No one can fully fathom the mystery of suffering. Job tells us that one answer is obviously wrong: the rewards-consequences approach, which assumes that if you are suffering, it is somehow your fault and that you brought it on yourself.

This belief is still alive. In new age circles, people are told “you create your own reality.” Negative thinking leads to sickness and failure, while positive thinking leads to health and success. This viewpoint is partly right: our attitudes shape how we experience the world and have a role in shaping our lives. But, too often this viewpoint is used to blame the victim: if you only had more faith, you would get well; your negativity is the reason you’re not in remission from cancer; or you’re poor because you have a bad attitude.

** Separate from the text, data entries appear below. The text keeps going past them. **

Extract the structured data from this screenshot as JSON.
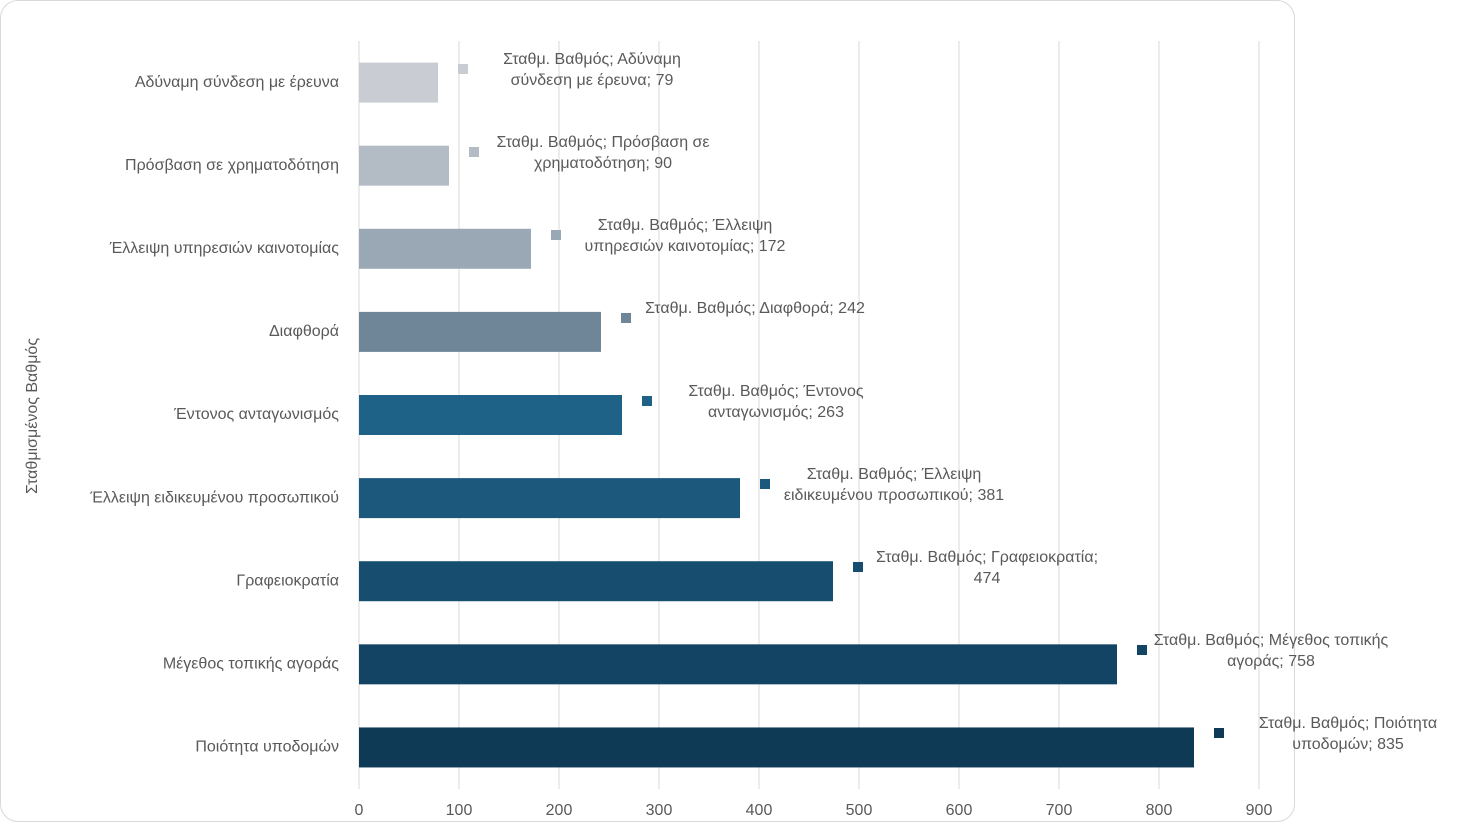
{
  "chart_data": {
    "type": "bar",
    "orientation": "horizontal",
    "y_axis_label": "Σταθμισμένος Βαθμός",
    "series_name": "Σταθμ. Βαθμός",
    "categories": [
      "Αδύναμη σύνδεση με έρευνα",
      "Πρόσβαση σε χρηματοδότηση",
      "Έλλειψη υπηρεσιών καινοτομίας",
      "Διαφθορά",
      "Έντονος ανταγωνισμός",
      "Έλλειψη ειδικευμένου προσωπικού",
      "Γραφειοκρατία",
      "Μέγεθος τοπικής αγοράς",
      "Ποιότητα υποδομών"
    ],
    "values": [
      79,
      90,
      172,
      242,
      263,
      381,
      474,
      758,
      835
    ],
    "value_labels": [
      "Σταθμ. Βαθμός; Αδύναμη σύνδεση με έρευνα; 79",
      "Σταθμ. Βαθμός; Πρόσβαση σε χρηματοδότηση; 90",
      "Σταθμ. Βαθμός; Έλλειψη υπηρεσιών καινοτομίας; 172",
      "Σταθμ. Βαθμός; Διαφθορά; 242",
      "Σταθμ. Βαθμός; Έντονος ανταγωνισμός; 263",
      "Σταθμ. Βαθμός; Έλλειψη ειδικευμένου προσωπικού; 381",
      "Σταθμ. Βαθμός; Γραφειοκρατία; 474",
      "Σταθμ. Βαθμός; Μέγεθος τοπικής αγοράς; 758",
      "Σταθμ. Βαθμός; Ποιότητα υποδομών; 835"
    ],
    "colors": [
      "#c9cdd3",
      "#b3bbc5",
      "#9aa8b6",
      "#6f8699",
      "#1e6288",
      "#1b587c",
      "#174e70",
      "#134463",
      "#0f3a56"
    ],
    "xlim": [
      0,
      900
    ],
    "xticks": [
      0,
      100,
      200,
      300,
      400,
      500,
      600,
      700,
      800,
      900
    ],
    "grid": true
  }
}
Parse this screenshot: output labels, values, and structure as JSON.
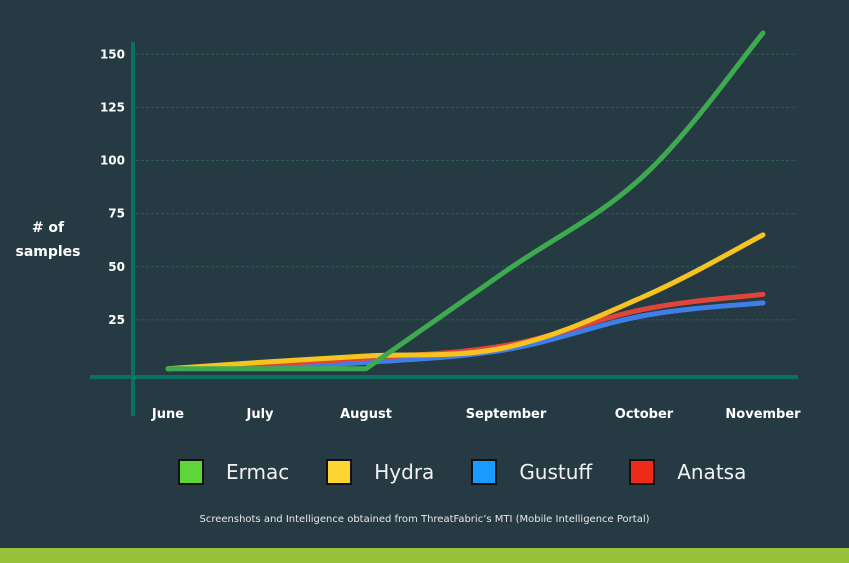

Another view we must challenge is that suffering is God’s will. This view asserts that God has a plan and what we perceive as evil will be proven to be good in the long run. Our suffering is a spiritual test, an opportunity for growth, or a way to strengthen your faith. But, in the wake of his daughter’s death from leukemia, another parent complained, “Surely God didn’t give my daughter cancer to deepen my faith. That’s simply evil.”

When asked why a man was born blind – was it due to his sins or the sins of his parents? – Jesus responded, “Neither are to blame…We must do God’s work while it is still light.” Jesus also asserted that the “sun shines and the rain falls on the good and evil alike.” Jesus never explained evil. He challenged any notion that God was the source of evil – either as punishment or as the cause of our pain. After all, the one who wants us to have abundant life opposes any unnecessary suffering. God wants us to be well and all of us to prosper, congruent with the well-being of the planet.

Jesus says, “Do God’s work while it’s still light.” In other words, the best response to suffering is to be compassionate for those who suffer. Jesus knew that life holds no guarantees, and because all of us are at risk, we should reach out to each other in love. Don’t blame the victim, work to heal the victim. Welcome her or him to the circle of love, for we are all one.

We’ll hear more from Job in the weeks ahead. But today, remember that we can’t avoid suffering – our own or our loved ones – but we can let suffering challenge us to love better and become God’s partners in healing the world.